The police department must determine the speed limit on a bridge such that the flow rate of cars is maximum per unit time. The greater the speed limit, the farther apart the cars must be in order to keep a safe stopping distance. Experimental data on the stopping distance $d$ (in meters) for various speeds $v$ (in kilometers per hour) are shown in the table.
$\begin{array}{|c|c|c|c|c|c|}
\hline \boldsymbol{v} & 20 & 40 & 60 & 80 & 100 \\
\hline \boldsymbol{d} & 5.1 & 13.7 & 27.2 & 44.2 & 66.4 \\\hline\end{array}$
(a) Convert the speeds $v$ in the table to the speeds $s$ in meters per second. Use the regression capabilities of a graphing utility to find a model of the form $d(s)=a s^{2}+b s+c$ for the data.

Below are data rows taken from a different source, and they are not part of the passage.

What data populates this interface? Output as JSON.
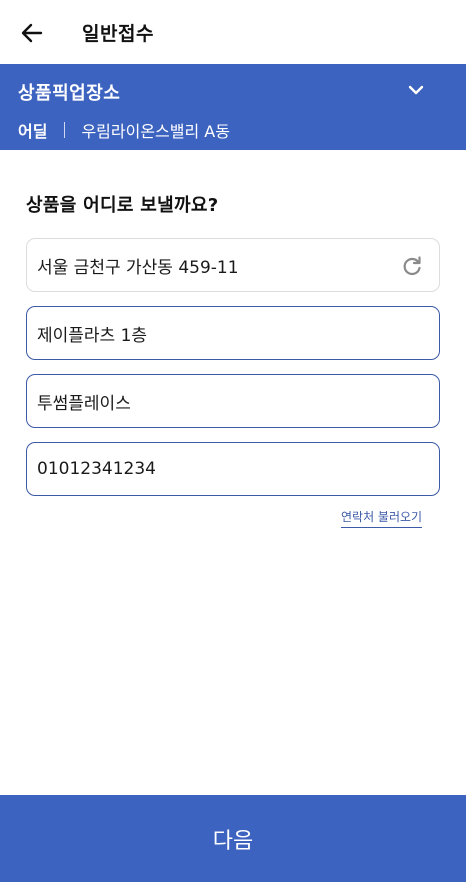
{
  "header": {
    "title": "일반접수",
    "back_icon": "arrow-left-icon"
  },
  "pickup": {
    "title": "상품픽업장소",
    "label": "어딜",
    "place": "우림라이온스밸리 A동",
    "toggle_icon": "chevron-down-icon",
    "background_color": "#3d63c0"
  },
  "form": {
    "question": "상품을 어디로 보낼까요?",
    "address": "서울 금천구 가산동 459-11",
    "refresh_icon": "refresh-icon",
    "detail_address": "제이플라츠 1층",
    "recipient_name": "투썸플레이스",
    "phone": "01012341234",
    "contacts_link": "연락처 불러오기"
  },
  "footer": {
    "next_label": "다음"
  },
  "colors": {
    "primary": "#3d63c0",
    "field_border": "#3d5aa8"
  }
}
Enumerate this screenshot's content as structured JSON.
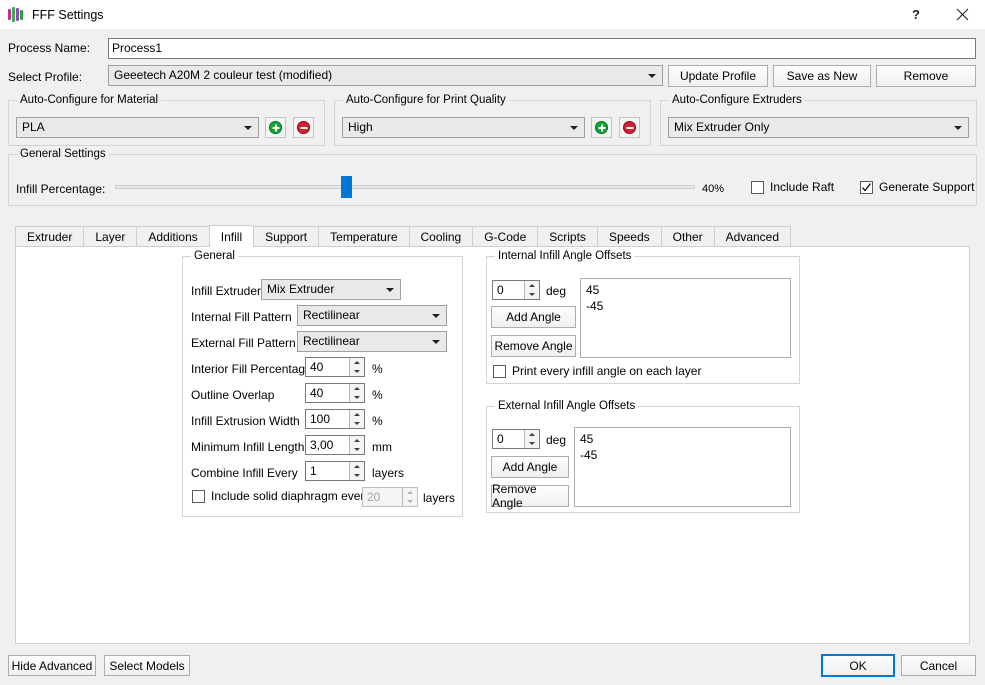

(b) Consider two consecutive vehicles of average length $5.5$ meters, traveling at a safe speed on the bridge. Let $T$ be the difference between the times (in seconds) when the front bumpers of the vehicles pass a given point on the bridge. Verify that this difference in times is given by
$$
T=\frac{d(s)}{s}+\frac{5.5}{s}
$$
(c) Use a graphing utility to graph the function $T$ and estimate the speed $s$ that minimizes the time between vehicles.
(d) Use calculus to determine the speed that minimizes $T$. What is the minimum value of $T$ ? Convert the required speed to kilometers per hour.
(e) Find the optimal distance between vehicles for the posted speed limit determined in part (d).